Ferner teilt die Antragsgegnerin durch den Fachbereich Recht mit Schreiben vom 19.04.2023 mit, dass sie die Vorabinformationen nach § 134 Abs. 1 GWB am 18.04.2023 an die nicht berücksichtigten Bieter per E-Mail versandt habe. Mit gleichem Schreiben seien die für den Zuschlag vorgesehenen Bieter um Bindefristverlängerung bis zum 31.05.2023 gebeten worden.
Daraufhin trägt die Antragstellerin mit Schriftsatz vom 20.04.2023 vor, dass die Rechtmäßigkeit der Information zum aktuellen Zeitpunkt in Frage stehe. Das Vergabeverfahren sei durch Erteilung der Zuschläge bereits abgeschlossen. Die mit Zuschlag geschlossenen Verträge seien bis zur Feststellung der Unwirksamkeit durch die Vergabekammer grundsätzlich wirksam.
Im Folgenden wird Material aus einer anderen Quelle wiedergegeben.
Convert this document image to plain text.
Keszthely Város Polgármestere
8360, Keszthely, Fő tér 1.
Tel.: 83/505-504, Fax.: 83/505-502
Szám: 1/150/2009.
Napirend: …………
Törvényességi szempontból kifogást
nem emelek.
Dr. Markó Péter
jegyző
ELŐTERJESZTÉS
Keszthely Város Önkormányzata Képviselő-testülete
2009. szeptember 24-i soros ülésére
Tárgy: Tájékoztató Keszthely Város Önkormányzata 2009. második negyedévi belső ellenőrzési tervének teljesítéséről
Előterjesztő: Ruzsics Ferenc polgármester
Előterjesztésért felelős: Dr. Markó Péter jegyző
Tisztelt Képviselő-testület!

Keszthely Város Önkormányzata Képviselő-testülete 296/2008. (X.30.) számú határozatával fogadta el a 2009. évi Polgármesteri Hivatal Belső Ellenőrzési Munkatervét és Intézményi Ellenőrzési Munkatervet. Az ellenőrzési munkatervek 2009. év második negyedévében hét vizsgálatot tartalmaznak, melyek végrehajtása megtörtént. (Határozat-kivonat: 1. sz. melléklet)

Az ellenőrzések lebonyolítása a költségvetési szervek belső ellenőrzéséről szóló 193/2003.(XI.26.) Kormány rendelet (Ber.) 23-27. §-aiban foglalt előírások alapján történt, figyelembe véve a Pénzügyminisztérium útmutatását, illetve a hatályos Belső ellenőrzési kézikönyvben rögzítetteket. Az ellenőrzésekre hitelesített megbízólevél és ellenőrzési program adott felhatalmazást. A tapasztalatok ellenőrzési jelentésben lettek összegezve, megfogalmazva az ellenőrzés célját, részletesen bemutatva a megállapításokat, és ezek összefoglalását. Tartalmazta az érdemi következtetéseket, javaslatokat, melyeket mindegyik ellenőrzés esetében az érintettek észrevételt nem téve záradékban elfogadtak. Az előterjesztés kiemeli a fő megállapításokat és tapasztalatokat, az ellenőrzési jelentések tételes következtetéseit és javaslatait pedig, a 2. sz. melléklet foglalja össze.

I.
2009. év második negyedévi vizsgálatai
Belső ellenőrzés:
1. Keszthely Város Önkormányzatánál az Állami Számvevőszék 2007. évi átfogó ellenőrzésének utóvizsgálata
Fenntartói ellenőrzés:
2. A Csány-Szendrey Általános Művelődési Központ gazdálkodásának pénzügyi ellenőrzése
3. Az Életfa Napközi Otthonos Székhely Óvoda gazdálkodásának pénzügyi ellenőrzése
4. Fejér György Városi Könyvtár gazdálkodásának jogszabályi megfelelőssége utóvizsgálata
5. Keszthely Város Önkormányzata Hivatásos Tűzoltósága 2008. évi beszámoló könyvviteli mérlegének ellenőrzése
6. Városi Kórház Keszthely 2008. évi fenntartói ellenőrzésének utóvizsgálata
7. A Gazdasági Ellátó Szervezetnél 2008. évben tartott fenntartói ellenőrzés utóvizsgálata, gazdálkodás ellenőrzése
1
Es sei nicht ersichtlich, auf welcher Rechtsgrundlage die Antragsgegnerin jetzt wirksame Vorabinformationen erteilen und eine erneute Zuschlagserteilung für den 02.05.2023 ankündigen könne. Über eine eventuelle Rückversetzung des Vergabeverfahrens in den Status vor Zuschlagserteilung habe die Antragstellerin keine Information erhalten.
Die Verfahrensbeteiligten haben einer Entscheidung im schriftlichen Verfahren nach Lage der Akten gemäß § 166 Abs. 1 Satz 3 GWB zugestimmt.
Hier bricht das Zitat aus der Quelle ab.